Si trattava allora, finita la guerra, di recuperare il molto tempo perduto nel ventennio precedente avviando uno studio serio dei problemi sociali; non mancavano infatti nel mondo cattolico tante attività di formazione sociale portate avanti dalle singole associazioni, ma con un carattere molto approssimativo, per la mancanza di una tradizione e preparazione adeguata, e che spesso si limitavano a riproporre i principi della dottrina sociale della chiesa.

La realizzazione del Centro Studi Sociali, già dal suo nome, indica la svolta che si intendeva imprimere agli interessi sociali; e questa spinta  a una formazione più matura sarà alla base anche dell’impresa di Baragalla, la cui  impostazione molto deve a padre Luigi Rosa e al sociologo della Cattolica, Giorgio Braga.

Una seconda relazione importante viene svolta al Convegno da padre Sorge che sviluppa un interessante confronto tra la Scuola di Reggio e la Scuola di Palermo, avviata diversi anni dopo dall’Istituto Arrupe.

Se la prima scuola aveva sostanzialmente come orizzonte la Democrazia Cristiana, che rappresentava allora l’unità politica dei cattolici, e aveva concluso la sua esperienza col venir meno di quella prospettiva, la seconda scuola nasce ormai in una condizione di pluralismo delle scelte politiche dei cattolici.

Così a fondamento della scuola di Palermo si pone quella che Sorge chiama la “laicità positiva” insieme a una base comune di valori (avere come fine il bene comune e considerare la politica come un servizio).

Padre Sorge, col suo inesauribile ottimismo, esprime la convinzione che sarà la buona politica a consentire di superare la crisi presente.

Forse, se mi è consentito esprimere un’opinione, spiacente di non poterla presentare di persona al caro padre Sorge, la buona politica occorre farla sempre, visto che ormai le crisi sono permanenti e di ogni genere.

Una terza e non meno importante relazione è quella di Gino Mazzoli, di formazione psico-sociologo, con notevole esperienza sia in campo formativo che nella ricerca e nella progettazione in campo sociale.

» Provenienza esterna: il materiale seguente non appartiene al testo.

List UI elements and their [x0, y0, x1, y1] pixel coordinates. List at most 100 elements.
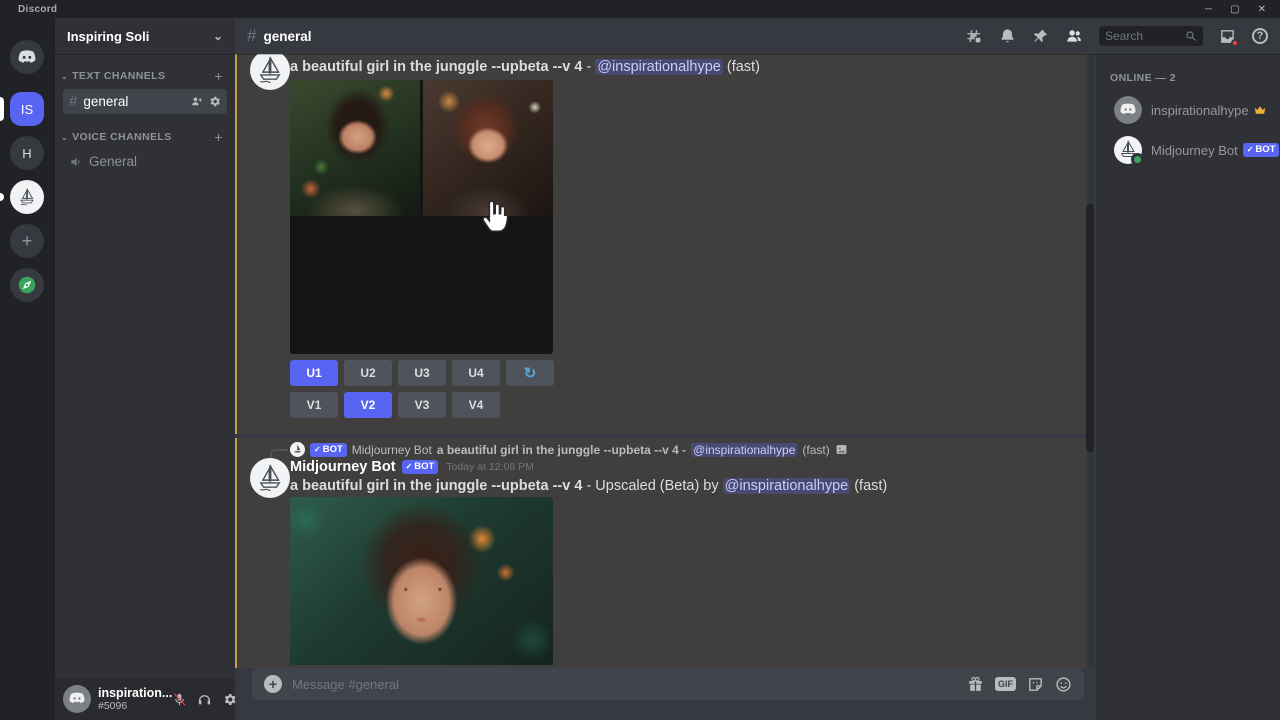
- headphones-icon[interactable]: [197, 692, 212, 707]
- reply-author[interactable]: Midjourney Bot: [352, 443, 432, 457]
- midjourney-bot-avatar[interactable]: [250, 54, 290, 90]
- channel-header: # general Search: [235, 18, 1280, 54]
- message-content: a beautiful girl in the junggle --upbeta…: [290, 478, 887, 494]
- prompt-text: a beautiful girl in the junggle --upbeta…: [290, 478, 582, 494]
- server-header[interactable]: Inspiring Soli ⌄: [55, 18, 235, 54]
- user-info[interactable]: inspiration... #5096: [98, 687, 172, 712]
- create-channel-icon[interactable]: +: [214, 68, 223, 84]
- reply-reference[interactable]: ✓BOT Midjourney Bot a beautiful girl in …: [290, 442, 848, 457]
- text-channels-section[interactable]: ⌄ TEXT CHANNELS +: [55, 54, 235, 88]
- edit-channel-gear-icon[interactable]: [208, 95, 221, 108]
- channel-general[interactable]: # general: [63, 89, 227, 114]
- channel-title: general: [263, 29, 311, 44]
- user-mention[interactable]: @inspirationalhype: [691, 443, 797, 457]
- bot-badge: ✓BOT: [402, 460, 439, 474]
- message-input[interactable]: + Message #general GIF: [252, 668, 1084, 700]
- midjourney-bot-avatar[interactable]: [250, 458, 290, 498]
- voice-channels-section[interactable]: ⌄ VOICE CHANNELS +: [55, 115, 235, 149]
- member-list-icon[interactable]: [1065, 27, 1083, 45]
- generated-image-3[interactable]: [290, 219, 420, 355]
- maximize-button[interactable]: ▢: [1230, 4, 1239, 15]
- user-discriminator: #5096: [98, 700, 172, 712]
- prompt-text: a beautiful girl in the junggle --upbeta…: [290, 59, 582, 75]
- voice-channel-name: General: [89, 154, 137, 169]
- reply-text: a beautiful girl in the junggle --upbeta…: [437, 443, 686, 457]
- reroll-button[interactable]: ↻: [506, 360, 554, 386]
- user-avatar[interactable]: [63, 685, 91, 713]
- chevron-down-icon: ⌄: [213, 29, 223, 43]
- upscale-button-u2[interactable]: U2: [344, 360, 392, 386]
- verified-check-icon: ✓: [406, 460, 413, 474]
- sailboat-icon: [16, 186, 38, 208]
- voice-channel-general[interactable]: General: [63, 150, 227, 173]
- search-input[interactable]: Search: [1099, 26, 1203, 46]
- speaker-icon: [69, 155, 83, 169]
- mouse-cursor-hand: [478, 198, 514, 238]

L’esame di Mazzoli è molto severo verso le istituzioni tradizionali, troppo lente rispetto alla velocità dei cambiamenti attuali e troppo legate a metodi superati dalle tecnologie informatiche e comunicative.

Le tecnologie attuali per esprimere velocità fanno massimo uso della razionalità strumentale, che porta con sé un riduzionismo antropologico.

In queste condizioni, a livello formativo, non basta ribadire dei principi, ma occorre consentire alle persone di avvicinarsi agli aspetti pratici delle questioni: lo strumento principale di apprendimento in politica è il fare.

Per cambiare la politica occorre pertanto una massa critica di iniziative che nel tempo produce comportamenti consoni.

Per questo la politica deve rinascere dal “basso”, non perché “fa più democratico”, ma perché lo richiede il metodo; e si tratta di un cambiamento che non si guida, si accompagna.

Insomma, un bel libro e un bel convegno che raccontano una pagina significativa di storia, ma soprattutto che fa riflettere su come affrontare gli stessi problemi nell’ora attuale.

Non è partendo dalla formazione (lo ricordava poco tempo fa Giorgio Campanini sulle pagine di “Appunti”) che si può e si deve ripartire oggi se si vuole dar vita a una buona politica?